Br J Cancer. 1992 Nov;66(5):877-82. doi: 10.1038/bjc.1992.378.
Now that most patients with Wilms' tumour are cured, it is practicable to study the long-term morbidity of their treatment and use this information to reduce treatment sequelae in the future. In this study we evaluate the size and function of the remaining kidney in 53 survivors of Wilms' tumour with a mean off treatment follow-up of 13 years. There was evidence of renal dysfunction in 17 (32%), including ten (19%) with a low GFR (< 80 ml/min/1.73 m2SA), six (11%) with hypertension and five (9%) with increased urinary albumin excretion. Measurements of renal size showed 'good' renal compensatory hypertrophy in only 55% of patients. 'Good' refers to renal size of more than 2 s.d. above the mean renal length for children with two kidneys. There were no correlations between GFR, renal size, blood pressure, microalbuminuria or type of treatment. However, children less than 24 months at diagnosis and children receiving chemotherapy with radiation doses to remaining kidney of more than 1200 cGy had a worse renal prognosis. Patients whose Wilms' tumour is diagnosed in infancy should have careful long-term follow-up of renal function and size. Older patients may safely be followed up less often, unless their remaining kidney was received > 1200 cGy.

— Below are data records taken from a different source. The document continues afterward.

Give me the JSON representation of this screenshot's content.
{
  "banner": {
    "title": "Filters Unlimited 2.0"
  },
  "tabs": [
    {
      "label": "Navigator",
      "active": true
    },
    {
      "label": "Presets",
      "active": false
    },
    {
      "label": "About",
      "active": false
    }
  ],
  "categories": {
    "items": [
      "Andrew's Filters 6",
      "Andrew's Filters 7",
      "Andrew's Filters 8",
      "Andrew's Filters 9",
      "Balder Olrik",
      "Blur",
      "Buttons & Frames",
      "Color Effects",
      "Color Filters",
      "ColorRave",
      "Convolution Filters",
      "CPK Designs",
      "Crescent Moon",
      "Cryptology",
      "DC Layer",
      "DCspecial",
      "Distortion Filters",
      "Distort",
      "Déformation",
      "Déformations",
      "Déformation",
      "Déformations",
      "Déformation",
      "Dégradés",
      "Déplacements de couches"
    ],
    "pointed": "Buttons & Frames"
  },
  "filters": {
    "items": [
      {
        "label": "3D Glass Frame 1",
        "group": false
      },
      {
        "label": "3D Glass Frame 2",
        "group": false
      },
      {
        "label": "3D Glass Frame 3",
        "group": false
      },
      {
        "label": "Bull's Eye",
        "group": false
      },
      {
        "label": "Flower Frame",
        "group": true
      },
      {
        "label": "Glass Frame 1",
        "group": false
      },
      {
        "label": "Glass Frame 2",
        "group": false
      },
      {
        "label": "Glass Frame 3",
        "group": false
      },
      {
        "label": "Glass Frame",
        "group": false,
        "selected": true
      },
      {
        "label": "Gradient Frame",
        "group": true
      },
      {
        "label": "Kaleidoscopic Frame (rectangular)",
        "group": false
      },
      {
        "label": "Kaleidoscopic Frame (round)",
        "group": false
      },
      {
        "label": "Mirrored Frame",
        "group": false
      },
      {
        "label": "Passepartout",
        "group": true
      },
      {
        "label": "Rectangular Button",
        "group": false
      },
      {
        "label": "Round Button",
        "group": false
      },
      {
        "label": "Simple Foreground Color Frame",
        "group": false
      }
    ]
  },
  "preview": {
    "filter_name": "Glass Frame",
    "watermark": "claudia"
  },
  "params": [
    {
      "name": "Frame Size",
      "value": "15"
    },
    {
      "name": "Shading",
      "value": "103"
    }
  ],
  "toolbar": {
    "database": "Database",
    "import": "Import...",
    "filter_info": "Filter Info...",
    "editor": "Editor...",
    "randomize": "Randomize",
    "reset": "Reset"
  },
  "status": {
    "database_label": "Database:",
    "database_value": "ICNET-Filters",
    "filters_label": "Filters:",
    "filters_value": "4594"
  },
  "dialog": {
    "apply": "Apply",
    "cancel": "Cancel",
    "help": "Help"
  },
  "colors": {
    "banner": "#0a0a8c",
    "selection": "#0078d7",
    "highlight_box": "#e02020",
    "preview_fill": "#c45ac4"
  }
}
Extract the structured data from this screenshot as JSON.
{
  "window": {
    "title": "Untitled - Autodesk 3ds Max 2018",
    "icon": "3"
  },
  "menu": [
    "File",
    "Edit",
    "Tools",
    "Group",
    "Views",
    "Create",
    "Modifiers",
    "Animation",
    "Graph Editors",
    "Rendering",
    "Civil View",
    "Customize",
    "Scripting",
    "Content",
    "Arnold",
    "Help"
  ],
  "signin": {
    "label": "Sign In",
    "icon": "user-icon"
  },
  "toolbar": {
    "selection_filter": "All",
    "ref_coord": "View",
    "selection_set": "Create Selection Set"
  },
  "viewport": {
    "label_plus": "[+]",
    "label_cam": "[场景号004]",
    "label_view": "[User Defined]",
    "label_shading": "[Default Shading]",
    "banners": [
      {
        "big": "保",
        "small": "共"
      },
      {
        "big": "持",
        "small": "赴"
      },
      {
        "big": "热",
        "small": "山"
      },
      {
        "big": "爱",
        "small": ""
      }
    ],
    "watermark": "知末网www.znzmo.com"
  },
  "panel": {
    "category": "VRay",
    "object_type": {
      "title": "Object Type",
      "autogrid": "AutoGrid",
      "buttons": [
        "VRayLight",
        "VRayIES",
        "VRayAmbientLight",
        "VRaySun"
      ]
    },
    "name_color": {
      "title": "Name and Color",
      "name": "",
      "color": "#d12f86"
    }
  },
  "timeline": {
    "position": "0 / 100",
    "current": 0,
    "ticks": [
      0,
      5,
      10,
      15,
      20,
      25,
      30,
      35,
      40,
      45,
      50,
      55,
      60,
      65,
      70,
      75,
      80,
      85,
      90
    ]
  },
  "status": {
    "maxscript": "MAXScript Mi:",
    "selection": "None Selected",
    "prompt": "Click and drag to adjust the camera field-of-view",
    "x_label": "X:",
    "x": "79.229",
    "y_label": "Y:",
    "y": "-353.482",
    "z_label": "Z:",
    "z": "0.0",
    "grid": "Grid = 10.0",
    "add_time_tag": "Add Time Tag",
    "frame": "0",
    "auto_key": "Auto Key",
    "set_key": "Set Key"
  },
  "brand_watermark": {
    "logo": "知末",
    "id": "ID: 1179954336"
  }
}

既然大多数肾母细胞瘤患者已被治愈,那么研究其治疗的长期发病率并利用这些信息来减少未来的治疗后遗症是可行的。在本研究中,我们评估了53例肾母细胞瘤幸存者剩余肾脏的大小和功能,这些患者治疗后的平均随访时间为13年。有17例(32%)存在肾功能不全的证据,其中10例(19%)肾小球滤过率低(<80 ml/min/1.73 m²体表面积),6例(11%)患有高血压,5例(9%)尿白蛋白排泄增加。肾脏大小测量显示只有55%的患者有“良好”的肾脏代偿性肥大。“良好”是指肾脏大小超过双侧肾脏儿童平均肾长的2个标准差以上。肾小球滤过率、肾脏大小、血压、微量白蛋白尿或治疗类型之间均无相关性。然而,诊断时年龄小于24个月的儿童以及接受化疗且剩余肾脏接受的辐射剂量超过1200 cGy的儿童,其肾脏预后较差。在婴儿期被诊断为肾母细胞瘤的患者应仔细进行肾功能和肾脏大小的长期随访。年龄较大的患者除非其剩余肾脏接受的辐射剂量>1200 cGy,否则可以减少随访频率。